Es kommt ja immer darauf an welche Quellen dazu herangezogen werde. Hab heute mal was über Marco Polo angeschaut. Das eigene Büchlein von ihm selbst war sehr klein. Ein 1930 veröffentlichtes Buch viel dicker und umfassender. Darin wurde viel mehr ausgeschmückt und Texte hinzugefügt wo bei Marco Polos Buch überhaupt nicht vorkamen. Bei Katharina der Großen hat man auch viel erzählt über ihr Sexleben. Wenn man dem Glauben schenkt dann hat sie bis fast zu ihrem Ende ein sehr anregendes Sexualleben gehabt. Ganz der Gegensatz zu Elisabeth. Aber da steht halt auch die Macht dahinter wo sich niemand getraut nein zu sagen. Wenn das Leben davon abhängt ist es etwas anderes. Wiedas Sexleben aussah ist auch nicht so bekannt. Die vielen Spielarten von heute gab es damals ja noch nicht. Es wird leider immer sehr viel in sowas hinein interpretiert. Und der Fokus richtet sich oftmals leider sehr auf das Liebesleben dieser Menschen. Aber wie war ihre sogenannte Freizeit wirklich? Kein Fernsehen, keine Computer und Internet. Vielleicht war das mit ein Grund für die eventuellen Orgien.


TeufelchenSU
Geschrieben (bearbeitet)

Was soll ich dazu sagen?
Bin Rollstuhlfahrer mit inkompletten Querschnitt und suche hier bisher erfolglos nette Realkontakte


bearbeitet von TeufelchenSU
Geschrieben

Auch Du wirst Dein Glück finden,auch wenn es unwahrscheinlich klingen mag.Verliere niemals Deine Hoffnung.Sei optimistisch.Alles alles Liebe und Gute für Dich für Deine Suche oder gefunden werden.


Geschrieben

Mehr beschäftigt mich jetzt doch der Gedanke was mache ich später ein mal sinnvolles wo mich ausfüllt?

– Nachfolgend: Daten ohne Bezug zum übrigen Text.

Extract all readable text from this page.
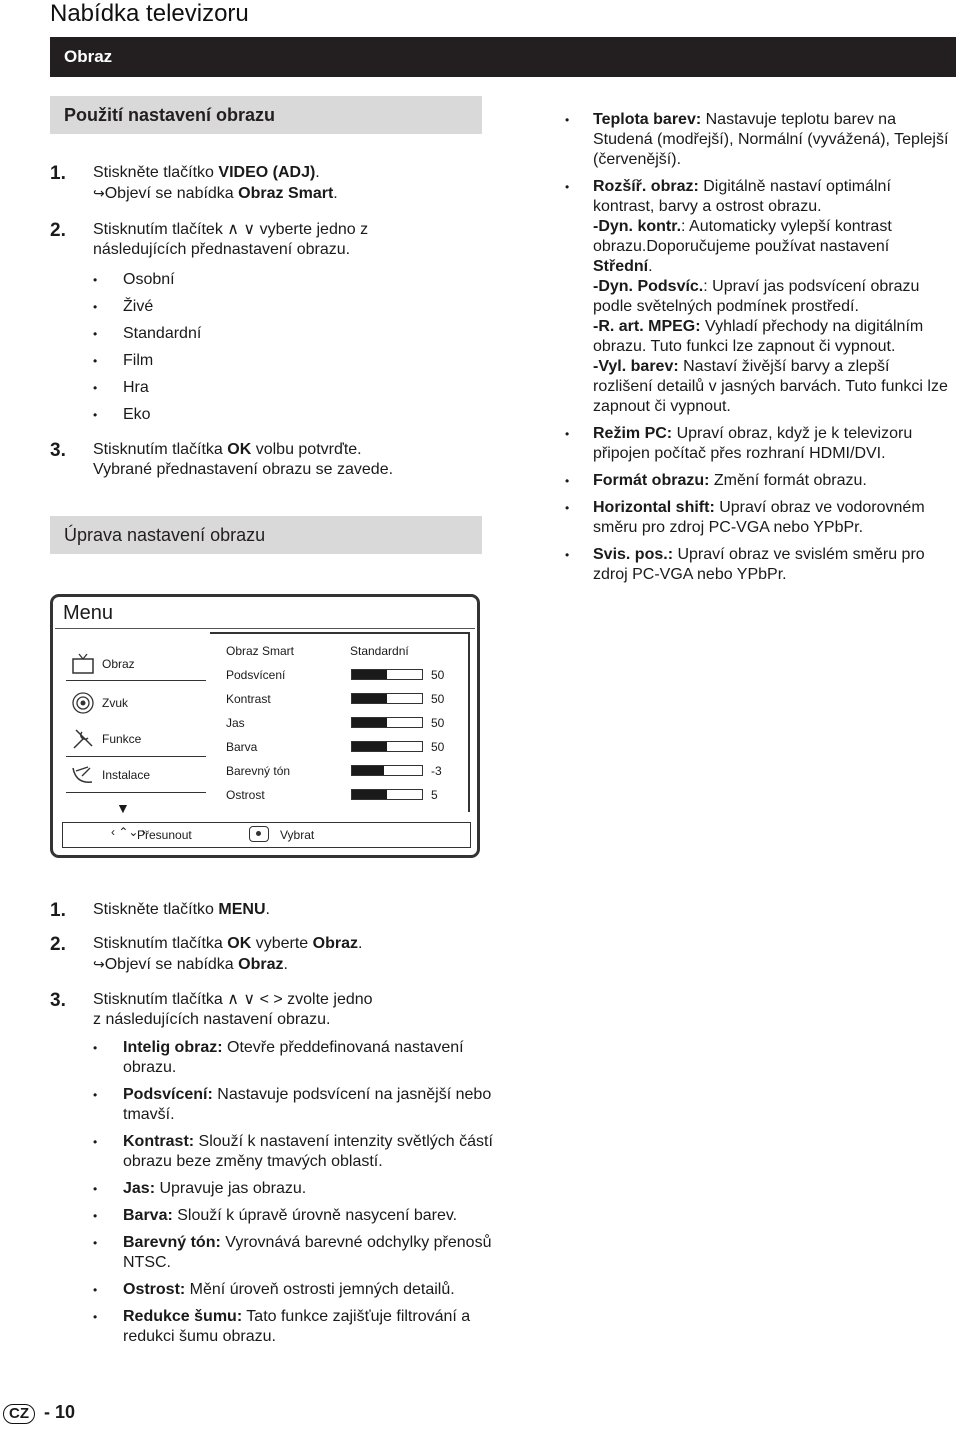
Nabídka televizoru
Obraz
Použití nastavení obrazu
1. Stiskněte tlačítko VIDEO (ADJ).
↪Objeví se nabídka Obraz Smart.
2. Stisknutím tlačítek ∧ ∨ vyberte jedno z
následujících přednastavení obrazu.

• Osobní

• Živé

• Standardní

• Film

• Hra

• Eko

3. Stisknutím tlačítka OK volbu potvrďte.
Vybrané přednastavení obrazu se zavede.
Úprava nastavení obrazu

• Teplota barev: Nastavuje teplotu barev na Studená (modřejší), Normální (vyvážená), Teplejší (červenější).

• Rozšíř. obraz: Digitálně nastaví optimální kontrast, barvy a ostrost obrazu.
-Dyn. kontr.: Automaticky vylepší kontrast obrazu.Doporučujeme používat nastavení Střední.
-Dyn. Podsvíc.: Upraví jas podsvícení obrazu podle světelných podmínek prostředí.
-R. art. MPEG: Vyhladí přechody na digitálním obrazu. Tuto funkci lze zapnout či vypnout.
-Vyl. barev: Nastaví živější barvy a zlepší rozlišení detailů v jasných barvách. Tuto funkci lze zapnout či vypnout.

• Režim PC: Upraví obraz, když je k televizoru připojen počítač přes rozhraní HDMI/DVI.

• Formát obrazu: Změní formát obrazu.

• Horizontal shift: Upraví obraz ve vodorovném směru pro zdroj PC-VGA nebo YPbPr.

• Svis. pos.: Upraví obraz ve svislém směru pro zdroj PC-VGA nebo YPbPr.

Menu
Obraz
Zvuk
Funkce
Instalace
▼
Obraz Smart	Standardní
Podsvícení	50
Kontrast	50
Jas	50
Barva	50
Barevný tón	-3
Ostrost	5
‹ ⌃⌄ ›
Přesunout	Vybrat
1. Stiskněte tlačítko MENU.
2. Stisknutím tlačítka OK vyberte Obraz.
↪Objeví se nabídka Obraz.
3. Stisknutím tlačítka ∧ ∨ < > zvolte jedno
z následujících nastavení obrazu.

• Intelig obraz: Otevře předdefinovaná nastavení obrazu.

• Podsvícení: Nastavuje podsvícení na jasnější nebo tmavší.

• Kontrast: Slouží k nastavení intenzity světlých částí obrazu beze změny tmavých oblastí.

• Jas: Upravuje jas obrazu.

• Barva: Slouží k úpravě úrovně nasycení barev.

• Barevný tón: Vyrovnává barevné odchylky přenosů NTSC.

• Ostrost: Mění úroveň ostrosti jemných detailů.

• Redukce šumu: Tato funkce zajišťuje filtrování a redukci šumu obrazu.

CZ - 10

Keine Bange, die Abarbeitung des Terminkalenders mit den Besuchen bei Fachärzten diverser Art kommt früher oder später. Da eine bestimmte Art vorherrscht, erledigt sich das hier so bedeutsame Thema 7-5 sowieso. Für Nichtgeoutete kommt noch hinzu, dass irgendwann das Blankrasieren entfällt, das komische Gucken des Fingerträgers beim Beugen geht einem irgendwann auf den Sack, im bester Bedeutung des Wortes.